As in both experiments presented here, there is a trend in the lexical decision and naming data toward faster responses for noun-like items. We conducted 2 × 2 ANOVAs, with Part of Speech and Phonological Classification as fixed factors and items as the random factor, on both the naming and lexical decision data. In the naming data, there was a marginal effect of Part of Speech, with nouns named faster than verbs (F(1,36) = 3.35, p = .08). There was no hint of an interaction between Part of Speech and Phonological Classification (F(1,36) = .60, p = .44). No latency effects approached significance in the lexical decision data. Also reported in Table 6 are mean accuracy for both naming and lexical decision tasks, for each category of word. Based on ANOVA, naming accuracy was marginally higher for nouns than for verbs (F(1,36) = 3.71, p = .06), but no other effects approached significance. There was a significant interaction effect on lexical decision accuracy (F(1,36) = 5.14, p = .03), as responses to noun-like nouns were more accurate than responses to verb-like nouns, and responses to verb-like verbs were more accurate than responses to noun-like verbs, apparently showing the first evidence we have uncovered of a phonological typicality effect. However, if the ANOVA with percent correct as the dependent measure is replaced by logistic regression (as Jaeger, 2008, has convincingly argued is required for accuracy data; see also Baayen, 2008), the apparent interaction is no longer significant (p = .11). Thus, there is no convincing evidence that naming or lexical decision latency or accuracy is affected by phonological typicality, for the specific items used by Farmer et al. and in the present experiments. Admittedly, the present analysis has little power to detect such an effect, given the small number of items involved and the variability associated with naming and lexical decision data, and we do not have reason to doubt the results that Farmer et al. obtained using a larger regression model.

General Discussion

The results of the present experiments are very easily summarized. Neither in the eye movement record (Experiment 1) nor in self-paced reading (Experiment 2) were we able to find a phonological typicality effect. It appears that phonological typicality does not affect measures of lexical processing in normal reading, either the early measure of first fixation duration (cf. Tanenhaus & Hare, 2007), or the somewhat later measures of gaze duration and go-past time. Moreover, it appears that the original self-paced reading result is not reliable. This raises the question of how Farmer et al.'s findings should be explained. Prior to conducting Experiment 2, we entertained the hypothesis that the difference in methodology was relevant, specifically speculating that the self-paced reading procedure may encourage subjects to read in a somewhat unusual way, perhaps engaging in more explicit subvocalization than in normal reading. But after conducting Experiment 2, it appears more likely that the Farmer et al. result is simply a Type I error.
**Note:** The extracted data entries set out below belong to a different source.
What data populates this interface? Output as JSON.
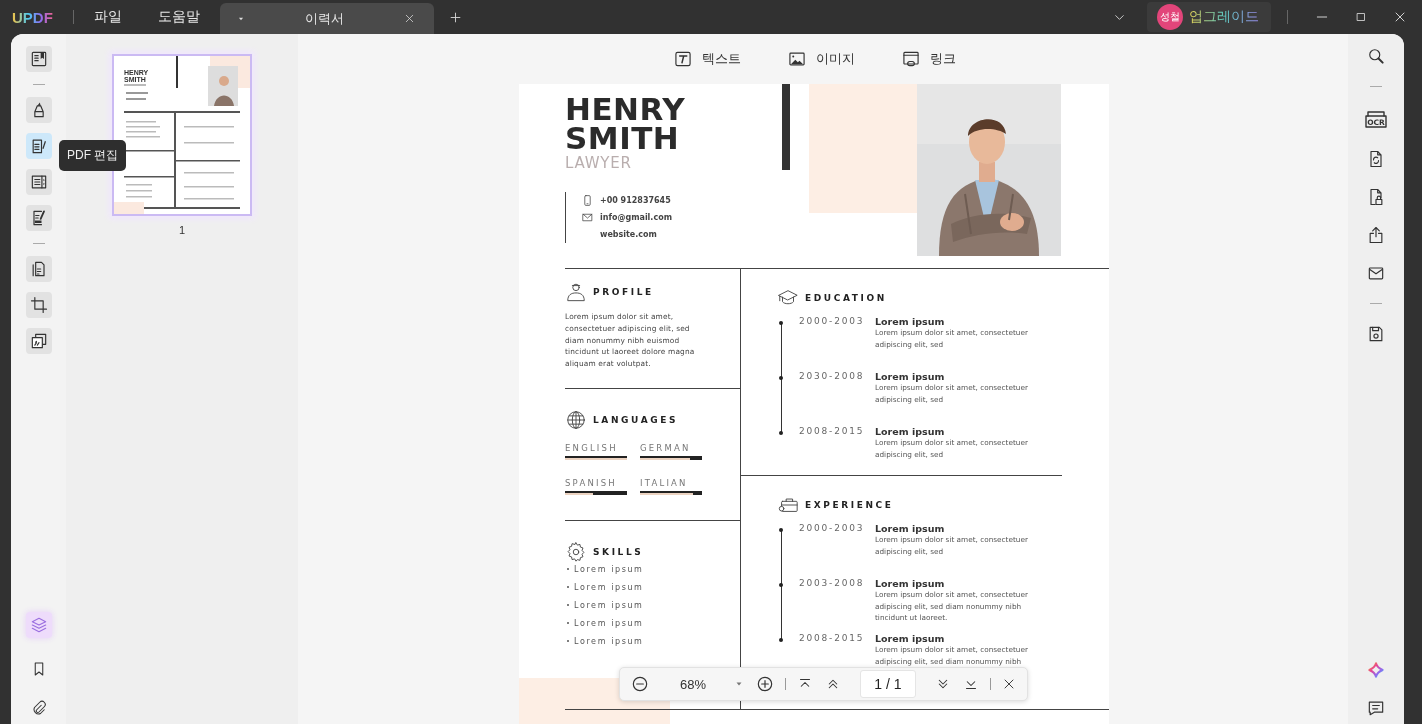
{
  "app": {
    "logo": "UPDF",
    "menus": [
      "파일",
      "도움말"
    ]
  },
  "tabs": [
    {
      "title": "이력서",
      "selected": true
    }
  ],
  "upgrade": {
    "avatar": "성철",
    "label": "업그레이드"
  },
  "left_tools": [
    {
      "selected": false
    },
    {
      "selected": false
    },
    {
      "selected": true
    },
    {
      "selected": false
    },
    {
      "selected": false
    },
    {
      "selected": false
    },
    {
      "selected": false
    },
    {
      "selected": false
    }
  ],
  "tooltip": "PDF 편집",
  "thumbnails": [
    {
      "title_lines": [
        "HENRY",
        "SMITH"
      ],
      "page": "1",
      "selected": true
    }
  ],
  "edit_toolbar": [
    {
      "label": "텍스트"
    },
    {
      "label": "이미지"
    },
    {
      "label": "링크"
    }
  ],
  "right_rail": {
    "ocr_label": "OCR"
  },
  "document": {
    "name_lines": [
      "HENRY",
      "SMITH"
    ],
    "role": "LAWYER",
    "contacts": [
      {
        "kind": "phone",
        "text": "+00 912837645"
      },
      {
        "kind": "email",
        "text": "info@gmail.com"
      },
      {
        "kind": "web",
        "text": "website.com"
      }
    ],
    "profile": {
      "heading": "PROFILE",
      "text": "Lorem ipsum dolor sit amet, consectetuer adipiscing elit, sed diam nonummy nibh euismod tincidunt ut laoreet dolore magna aliquam erat volutpat."
    },
    "languages": {
      "heading": "LANGUAGES",
      "items": [
        {
          "name": "ENGLISH",
          "level": 1
        },
        {
          "name": "GERMAN",
          "level": 0.8
        },
        {
          "name": "SPANISH",
          "level": 0.45
        },
        {
          "name": "ITALIAN",
          "level": 0.85
        }
      ]
    },
    "skills": {
      "heading": "SKILLS",
      "items": [
        "Lorem ipsum",
        "Lorem ipsum",
        "Lorem ipsum",
        "Lorem ipsum",
        "Lorem ipsum"
      ]
    },
    "education": {
      "heading": "EDUCATION",
      "entries": [
        {
          "years": "2000-2003",
          "title": "Lorem ipsum",
          "text": "Lorem ipsum dolor sit amet, consectetuer adipiscing elit, sed"
        },
        {
          "years": "2030-2008",
          "title": "Lorem ipsum",
          "text": "Lorem ipsum dolor sit amet, consectetuer adipiscing elit, sed"
        },
        {
          "years": "2008-2015",
          "title": "Lorem ipsum",
          "text": "Lorem ipsum dolor sit amet, consectetuer adipiscing elit, sed"
        }
      ]
    },
    "experience": {
      "heading": "EXPERIENCE",
      "entries": [
        {
          "years": "2000-2003",
          "title": "Lorem ipsum",
          "text": "Lorem ipsum dolor sit amet, consectetuer adipiscing elit, sed"
        },
        {
          "years": "2003-2008",
          "title": "Lorem ipsum",
          "text": "Lorem ipsum dolor sit amet, consectetuer adipiscing elit, sed diam nonummy nibh tincidunt ut laoreet."
        },
        {
          "years": "2008-2015",
          "title": "Lorem ipsum",
          "text": "Lorem ipsum dolor sit amet, consectetuer adipiscing elit, sed diam nonummy nibh"
        }
      ]
    }
  },
  "zoom_bar": {
    "zoom": "68%",
    "page_indicator": "1 / 1"
  }
}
There is also yet another possibility, namely that the critical difference between the experiments reported here and the experiments reported by Farmer et al. relates to the intermixing of the two sets of experimental materials in a single session: It is possible that a phonological typicality effect appears when a subject is exposed either to typical and atypical nouns or to typical and atypical verbs, but not to both. If so, this would suggest that the phonological typicality effect reflects task-dependent strategic factors, as opposed to the processes involved in normal word recognition.

Finally, it is important to note that Farmer et al. conducted one experiment not discussed here, in which they found an effect of phonological typicality on the resolution of a noun/verb syntactic category ambiguity. We remain agnostic about this result.

We conclude by offering an observation about the current state of research on lexical processing in reading. We would point out that models of eye movement control in reading such as EZ-Reader (Reichle et al., 2003) and SWIFT (Engbert, Nuthmann, Richter, & Kliegl, 2005) have successfully accounted for a large portion of the variance in word reading times, emphasizing factors such as frequency, length, and lexical predictability. There are some plausible sources of variance that are still relatively unexplored, such as variance due to the syntactic context in which a word appears (e.g., Levy, 2008). But we think it is rather unlikely that there are yet-to-be-discovered lexical variables that have large (i.e., on the order of 50 ms) effects on word reading times. We suspect that future progress in identifying relevant lexical variables will proceed in rather small steps. Indeed, it was the magnitude of the effect reported by Farmer et al. that originally raised a red flag.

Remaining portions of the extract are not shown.